Australians support onshore manufacturing: research

Image credit: Roy Morgan Research

The Visual Media Association (VMA) will use new research that shows more than four in five local business buy Australian made wherever possible to lobby for further onshoring of print.

Newly released research from Roy Morgan, which surveyed a number of business decision-makers from a cross-section of Australian industries, found that the ‘Australian first’ sentiment related to better value for money and higher quality products.

VMA CEO Kellie Northwood told Sprinter the trend towards ‘onshoring’ or preferring to source products locally rather than from overseas has been further influenced since the pandemic where consumers have understood the value of jobs and the economy of local manufacturing.

“The visual media industry across all sectors that we represent are manufacturing in Australia and employing 229,194 Australians across the country in various skilled and unskilled roles in regional and metropolitan areas. In short, print and signage is Australia made and we should communicate this to our marketing customers, many of whom promote Australian Made partnerships,” Northwood said.

“In addition to understanding consumer sentiment, we will look to using this research to add to our communication into government to call on the eradication of offshored print procurement from federal and state government departments.
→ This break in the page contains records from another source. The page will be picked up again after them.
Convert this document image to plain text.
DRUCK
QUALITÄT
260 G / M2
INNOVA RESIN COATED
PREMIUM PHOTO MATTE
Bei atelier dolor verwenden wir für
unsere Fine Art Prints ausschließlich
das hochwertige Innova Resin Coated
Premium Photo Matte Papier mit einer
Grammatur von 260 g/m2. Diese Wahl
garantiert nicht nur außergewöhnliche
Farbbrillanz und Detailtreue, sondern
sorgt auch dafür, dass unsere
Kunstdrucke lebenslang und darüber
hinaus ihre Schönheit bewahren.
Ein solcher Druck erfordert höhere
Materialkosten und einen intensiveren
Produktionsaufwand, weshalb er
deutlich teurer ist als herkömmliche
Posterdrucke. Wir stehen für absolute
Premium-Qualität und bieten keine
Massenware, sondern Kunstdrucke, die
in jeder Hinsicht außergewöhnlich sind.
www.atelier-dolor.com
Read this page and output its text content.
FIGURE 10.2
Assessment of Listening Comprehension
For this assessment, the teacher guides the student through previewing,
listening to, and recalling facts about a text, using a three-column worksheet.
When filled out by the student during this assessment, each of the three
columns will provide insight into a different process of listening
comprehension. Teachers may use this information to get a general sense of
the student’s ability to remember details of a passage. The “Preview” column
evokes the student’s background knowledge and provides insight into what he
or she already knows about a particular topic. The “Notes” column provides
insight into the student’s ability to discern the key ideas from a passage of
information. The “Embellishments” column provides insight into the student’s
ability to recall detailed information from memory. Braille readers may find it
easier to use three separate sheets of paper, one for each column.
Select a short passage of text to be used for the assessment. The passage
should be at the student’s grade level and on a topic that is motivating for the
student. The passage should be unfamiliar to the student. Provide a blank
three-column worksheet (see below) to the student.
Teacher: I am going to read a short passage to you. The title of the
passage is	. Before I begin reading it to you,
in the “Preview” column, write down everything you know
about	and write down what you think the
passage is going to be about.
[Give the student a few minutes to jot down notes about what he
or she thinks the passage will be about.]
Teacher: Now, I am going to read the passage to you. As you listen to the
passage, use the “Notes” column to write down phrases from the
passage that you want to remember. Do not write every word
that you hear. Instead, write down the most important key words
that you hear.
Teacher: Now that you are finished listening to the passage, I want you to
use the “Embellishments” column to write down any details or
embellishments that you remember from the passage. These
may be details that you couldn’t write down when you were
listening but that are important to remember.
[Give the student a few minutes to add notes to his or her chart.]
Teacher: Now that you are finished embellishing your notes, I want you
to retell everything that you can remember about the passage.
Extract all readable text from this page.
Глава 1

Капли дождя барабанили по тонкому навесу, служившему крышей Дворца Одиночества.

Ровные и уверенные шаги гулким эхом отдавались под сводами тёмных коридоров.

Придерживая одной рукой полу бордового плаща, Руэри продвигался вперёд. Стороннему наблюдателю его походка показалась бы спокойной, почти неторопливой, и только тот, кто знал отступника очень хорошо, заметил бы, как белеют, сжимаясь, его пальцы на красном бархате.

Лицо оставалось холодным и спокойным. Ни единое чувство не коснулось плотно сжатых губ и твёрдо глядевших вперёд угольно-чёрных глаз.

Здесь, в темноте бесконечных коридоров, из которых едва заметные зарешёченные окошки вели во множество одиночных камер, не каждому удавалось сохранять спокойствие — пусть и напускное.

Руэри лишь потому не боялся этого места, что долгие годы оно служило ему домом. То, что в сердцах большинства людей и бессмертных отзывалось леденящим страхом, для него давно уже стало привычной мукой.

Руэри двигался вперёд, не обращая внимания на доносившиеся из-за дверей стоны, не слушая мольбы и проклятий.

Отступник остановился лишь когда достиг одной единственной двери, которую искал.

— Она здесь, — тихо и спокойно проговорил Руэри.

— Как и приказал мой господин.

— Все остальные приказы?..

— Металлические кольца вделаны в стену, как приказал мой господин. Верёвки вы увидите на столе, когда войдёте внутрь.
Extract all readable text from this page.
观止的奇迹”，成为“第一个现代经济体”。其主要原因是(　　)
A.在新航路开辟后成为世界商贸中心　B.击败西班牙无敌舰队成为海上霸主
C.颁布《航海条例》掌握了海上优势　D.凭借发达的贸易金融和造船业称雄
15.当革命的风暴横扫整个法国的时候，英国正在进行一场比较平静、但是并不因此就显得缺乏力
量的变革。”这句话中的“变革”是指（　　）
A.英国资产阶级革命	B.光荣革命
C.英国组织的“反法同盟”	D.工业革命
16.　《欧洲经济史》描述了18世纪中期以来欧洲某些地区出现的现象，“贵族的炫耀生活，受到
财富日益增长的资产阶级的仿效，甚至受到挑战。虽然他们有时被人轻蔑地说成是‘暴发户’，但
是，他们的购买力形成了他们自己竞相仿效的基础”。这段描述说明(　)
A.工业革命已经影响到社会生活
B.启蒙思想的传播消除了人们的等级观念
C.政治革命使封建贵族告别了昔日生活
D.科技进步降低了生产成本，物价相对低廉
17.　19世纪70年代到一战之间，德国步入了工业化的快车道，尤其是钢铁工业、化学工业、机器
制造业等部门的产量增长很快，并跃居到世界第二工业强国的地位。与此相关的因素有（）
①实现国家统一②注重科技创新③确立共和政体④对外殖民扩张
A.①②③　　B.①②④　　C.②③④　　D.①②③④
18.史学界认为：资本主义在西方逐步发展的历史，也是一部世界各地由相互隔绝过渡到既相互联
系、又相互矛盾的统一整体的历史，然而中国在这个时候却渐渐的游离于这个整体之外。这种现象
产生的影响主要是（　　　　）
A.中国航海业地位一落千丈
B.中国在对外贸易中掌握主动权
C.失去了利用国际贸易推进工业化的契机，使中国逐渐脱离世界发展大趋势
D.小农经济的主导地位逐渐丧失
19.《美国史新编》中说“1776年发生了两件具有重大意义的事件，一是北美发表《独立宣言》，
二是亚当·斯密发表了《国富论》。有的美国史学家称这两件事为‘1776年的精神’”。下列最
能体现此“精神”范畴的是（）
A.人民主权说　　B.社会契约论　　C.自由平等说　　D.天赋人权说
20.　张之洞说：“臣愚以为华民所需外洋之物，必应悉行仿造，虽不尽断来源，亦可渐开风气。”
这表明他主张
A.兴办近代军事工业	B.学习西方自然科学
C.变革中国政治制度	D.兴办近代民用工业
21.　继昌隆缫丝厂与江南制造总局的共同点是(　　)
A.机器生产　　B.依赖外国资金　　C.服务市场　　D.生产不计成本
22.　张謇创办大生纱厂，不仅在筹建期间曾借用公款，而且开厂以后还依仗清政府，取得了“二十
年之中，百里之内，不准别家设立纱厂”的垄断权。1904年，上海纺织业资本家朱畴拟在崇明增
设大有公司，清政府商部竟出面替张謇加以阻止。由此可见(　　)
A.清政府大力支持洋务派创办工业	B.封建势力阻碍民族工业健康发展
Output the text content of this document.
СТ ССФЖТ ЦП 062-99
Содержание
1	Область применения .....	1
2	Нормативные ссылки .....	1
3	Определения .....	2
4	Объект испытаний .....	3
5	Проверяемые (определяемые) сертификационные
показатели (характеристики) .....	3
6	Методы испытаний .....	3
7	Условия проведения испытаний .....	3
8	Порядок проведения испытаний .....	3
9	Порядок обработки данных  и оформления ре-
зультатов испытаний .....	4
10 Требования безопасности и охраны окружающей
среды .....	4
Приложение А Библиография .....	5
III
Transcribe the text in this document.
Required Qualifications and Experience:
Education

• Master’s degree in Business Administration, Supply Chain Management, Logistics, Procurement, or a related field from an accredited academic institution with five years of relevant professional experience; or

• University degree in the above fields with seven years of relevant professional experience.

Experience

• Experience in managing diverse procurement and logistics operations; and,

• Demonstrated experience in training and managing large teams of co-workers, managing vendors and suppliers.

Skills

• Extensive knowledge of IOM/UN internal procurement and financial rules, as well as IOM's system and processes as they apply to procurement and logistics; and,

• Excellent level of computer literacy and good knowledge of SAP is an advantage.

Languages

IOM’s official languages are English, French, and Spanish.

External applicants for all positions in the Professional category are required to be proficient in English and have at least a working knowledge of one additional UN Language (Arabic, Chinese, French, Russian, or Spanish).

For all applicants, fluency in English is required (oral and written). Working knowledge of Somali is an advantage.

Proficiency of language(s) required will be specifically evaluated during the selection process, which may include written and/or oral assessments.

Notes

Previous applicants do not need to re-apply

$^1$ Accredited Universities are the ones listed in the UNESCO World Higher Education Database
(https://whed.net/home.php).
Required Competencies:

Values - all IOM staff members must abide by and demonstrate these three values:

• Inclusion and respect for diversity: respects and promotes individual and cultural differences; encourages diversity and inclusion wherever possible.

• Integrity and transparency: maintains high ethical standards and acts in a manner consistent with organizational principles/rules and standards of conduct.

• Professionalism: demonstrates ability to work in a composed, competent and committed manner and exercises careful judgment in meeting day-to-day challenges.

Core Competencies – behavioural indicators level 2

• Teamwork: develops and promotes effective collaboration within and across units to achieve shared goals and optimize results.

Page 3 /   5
“Specifically, we challenge the government procurement practice of using print management partnerships which do not define Australian made only supply chain partners. IBISWorld reports $340 million of print work is off-shored annually, and when we break this figure down through our industry Insights surveying, we determined the combination of publishing, noting cook-books made up a large majority of off-shore book publishing, signage, including a double-digit percentage of fabric flags, and government print work.

“Our breakdown believes government offshored print work to sit at approximately $80-110 million per annum – in my mind that is $80-$110 million too much, and we will continue to advocate into government in this regard,” commented Northwood.

“Government departments prefer to share the government print work across many organisations, and thus the print management modelling is more common than direct print company contracts. Print management groups also offer single supply management and standardised reporting. However, once the print manager is selected, it has been found that the government procurement departments may not be specifying or rating higher for the products to be produced in Australia, rather the contract KPIs lean more closely to cost reduction targets.

“As an industry we know that the estimated cost is not the only measure to which government should be assessing. Freight, environment, modern anti-slavery legislation and related responsibilities, ethical business practices and more have an economic cost and social impact on Australia.

“Governments at all levels should include these factors into their entire procurement formulas and ultimate reporting regardless of whether adopting a print management or direct commercial print model,” said Northwood.